Doces tolices

Capítulo IV

Posted on: 22/04/2011

Finalmente – e deve ser contra qualquer manual ralé de estruturas narrativas iniciar um capítulo com essa palavra -, voltemos o foco para a bailarina tristonha.
Logo depois de sair fugida do espetáculo e do palhaço, e depois de juntar seus cacarecos no trailer roxo, parou em uma lanchonete não muito longe do circo para comer um gorduroso hambúrguer.

Uma vez que havia decidido largar a lona, não havia razão para continuar sua dieta. E um hambúrguer agora conteria toda catarse que Édipo nenhum jamais alcançaria.

Quando o lanche chegou, seus olhos brilharam do mesmo jeito com que o palhaço sonhara motivar. As batatas fritas – não existe hambúrguer sem batata frita, repetia – iam gostosamente à sua boca e eram estraçalhadas com a saliva que abundava tão logo tocavam a lingua da bailarina. Não há melhor sensação do que a satisfação da gula (embora as tias católicas alertem para a eterna insatisfação do pecado capital).

A jaqueta jeans desbotada propositalmente (pelas mesmas brilhantes  indústrias que pregam o penteado meticulosamente bagunçado) cobria boa parte de seu colant. O tutu já estava na sua vellha mala marrom, disputando espaço com as sapatilhas, os infinitos laços, livros e bexigas (ela gosta de enchê-las pouco antes de dormir). O cabelo todo repuxado e lambuzado de gel com glitter, porém, a entregava – apesar de a forte maquiagem já estar apagada, fazendo seu anguloso rosto desnudo exibir destemido algumas poucas rugas na região da testa e dos olhos grandes e castanhos.

Sua mala era pequena, mas suficiente para dar pinta de que a bailarina estava de viagem. O balconista, ao vê-la carregando o objeto com alguma dificuldade, selecionou a abordagem mais óbvia do Livro de Abordagens Estúpidas por Desconhecidos: “Fugiu de casa, é?!”. Esta frase divide o pódio com “Ah!
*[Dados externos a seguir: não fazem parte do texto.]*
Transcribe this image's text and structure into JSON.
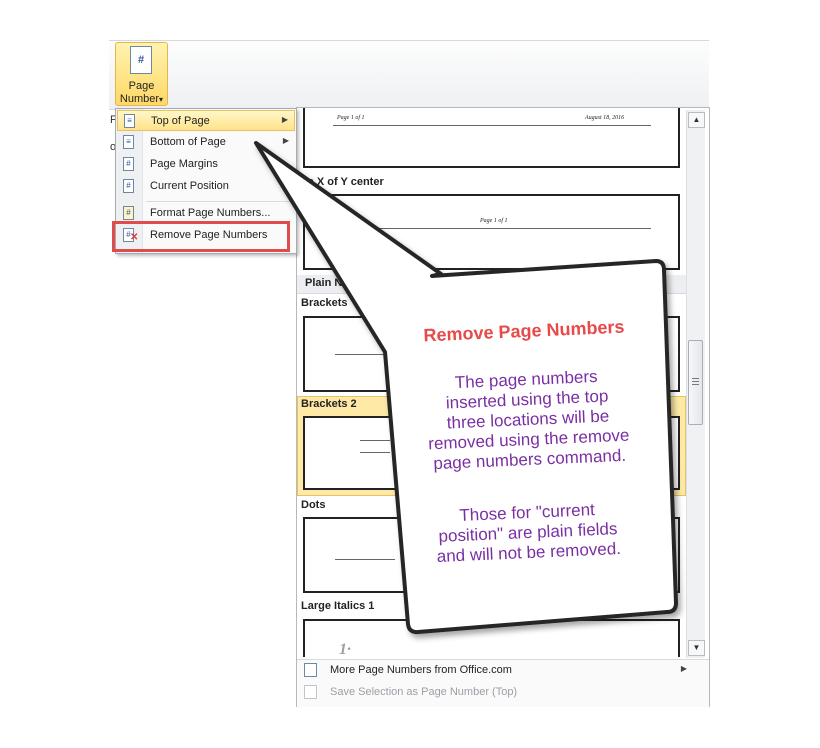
{
  "ribbon": {
    "button_label": "Page Number",
    "button_line1": "Page",
    "button_line2": "Number",
    "button_arrow": "▾",
    "icon_glyph": "#"
  },
  "menu": {
    "items": [
      {
        "label": "Top of Page",
        "icon": "page-top-icon"
      },
      {
        "label": "Bottom of Page",
        "icon": "page-bottom-icon"
      },
      {
        "label": "Page Margins",
        "icon": "page-margins-icon"
      },
      {
        "label": "Current Position",
        "icon": "current-position-icon"
      },
      {
        "label": "Format Page Numbers...",
        "icon": "format-numbers-icon"
      },
      {
        "label": "Remove Page Numbers",
        "icon": "remove-numbers-icon"
      }
    ],
    "submenu_arrow": "▶"
  },
  "gallery": {
    "preview_top_left": "Page 1 of 1",
    "preview_top_right": "August 18, 2016",
    "section_x_of_y": "ge X of Y center",
    "preview_center": "Page 1 of 1",
    "section_plain": "Plain N",
    "items": [
      "Brackets",
      "Brackets 2",
      "Dots",
      "Large Italics 1"
    ],
    "large_italic_sample": "1·"
  },
  "footer": {
    "more": "More Page Numbers from Office.com",
    "save": "Save Selection as Page Number (Top)"
  },
  "callout": {
    "title": "Remove Page Numbers",
    "body": "The page numbers\ninserted using the top\nthree locations will be\nremoved using the remove\npage numbers command.",
    "body2": "Those for \"current\nposition\" are plain fields\nand will not be removed."
  },
  "colors": {
    "highlight": "#ffe38a",
    "red_box": "#e04c4c",
    "callout_title": "#e84a4a",
    "callout_text": "#7a2fa3"
  }
}
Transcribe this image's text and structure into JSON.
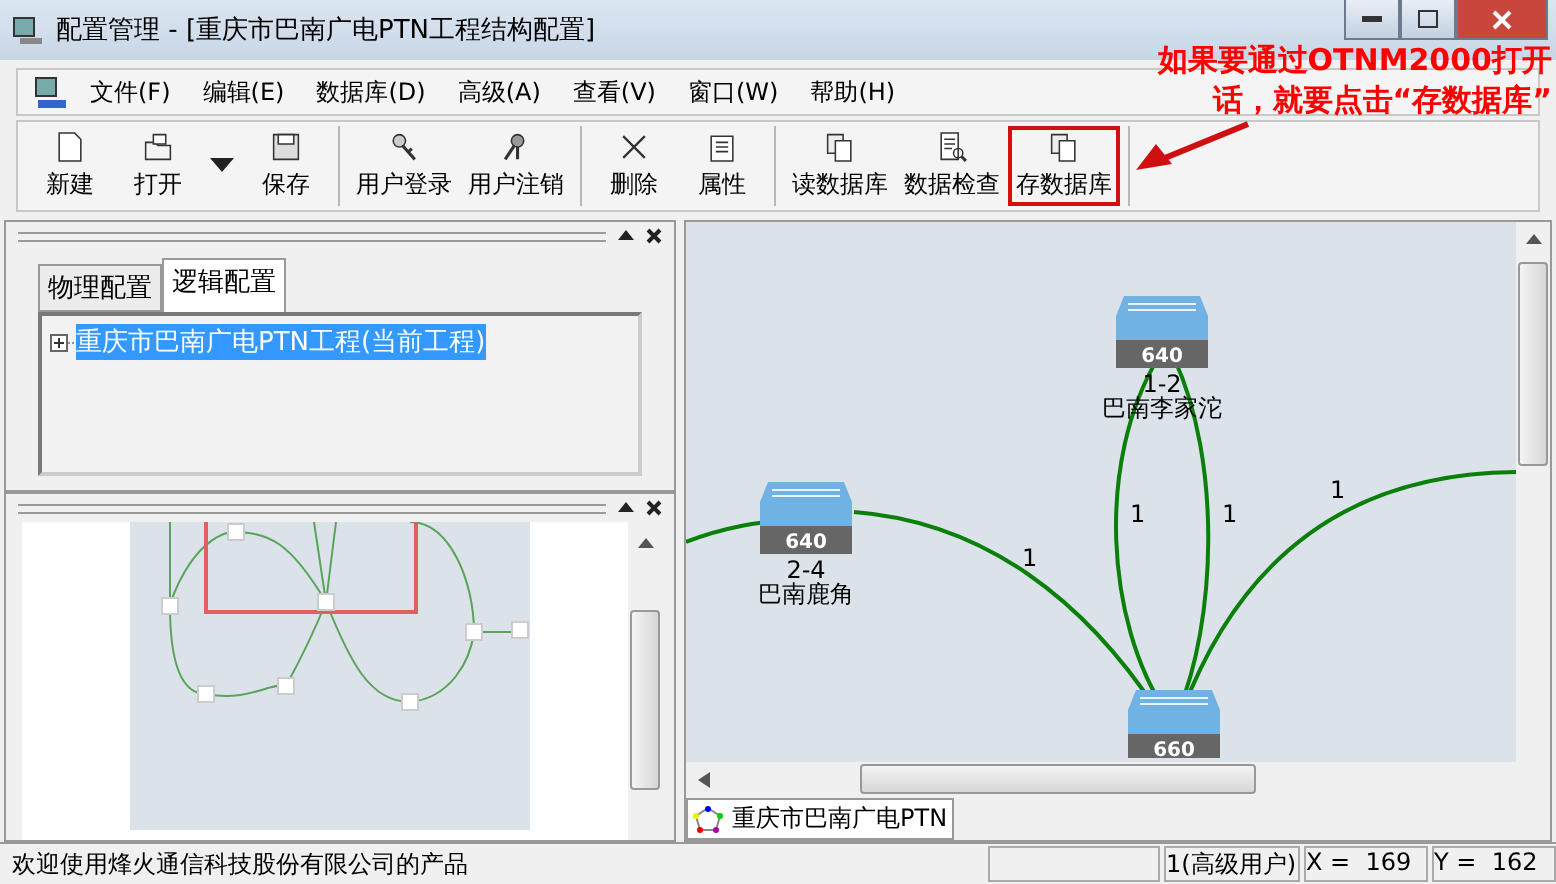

Pra mim?! Não precisava!”. Infelizmente esse livro vazou do Circuito dos Bares e Lanchonetes para alcançar círculos sociais desagradáveis já na essência, como o Círculo dos Parentes Distantes.

À abordagem criativa, ela valeu-se da resposta mais universal: sorriu suspirando e apertando os olhos, expressão maravilhosa que consegue economizar bastante tempo ao dizer “Amor, não estou com bom humor hoje. Mas não percamos tempo. Esta é uma relação historicamente impessoal e prefiro que continue assim. Desculpe se estou sendo grosseiro/grosseira, não quero te ofender. Passado isso, estamos numa boa? Fico feliz!”. O balconista compreendeu e anotou o pedido.

Quando a última mordida abocanhou o resto do lanche, um sentimento imperioso começou a se formar: tinha que que encontrar um lugar para ficar (apesar de não gostar de rimar ao pensar…). Na antepenúltima batatinha (a 3ª maior), percebeu que não lhe restavam muitas opções: não conhecia ninguém por ali, sua família toda estava na Rússia contando a quem quisesse ouvir que sua menina havia viajado com um renomado grupo de balé classico – pelo menos essa foi a última versão combinada entre eles-, tinha pouco dinheiro e auxílio-desemprego era uma piada entre o povo circense, além disso, não cogitava dormir na rua ou gastar suas poucas notas com essa questão.

Apenas a certeza de estar mais feliz agora não a jogava no abismo da falta de alternativas.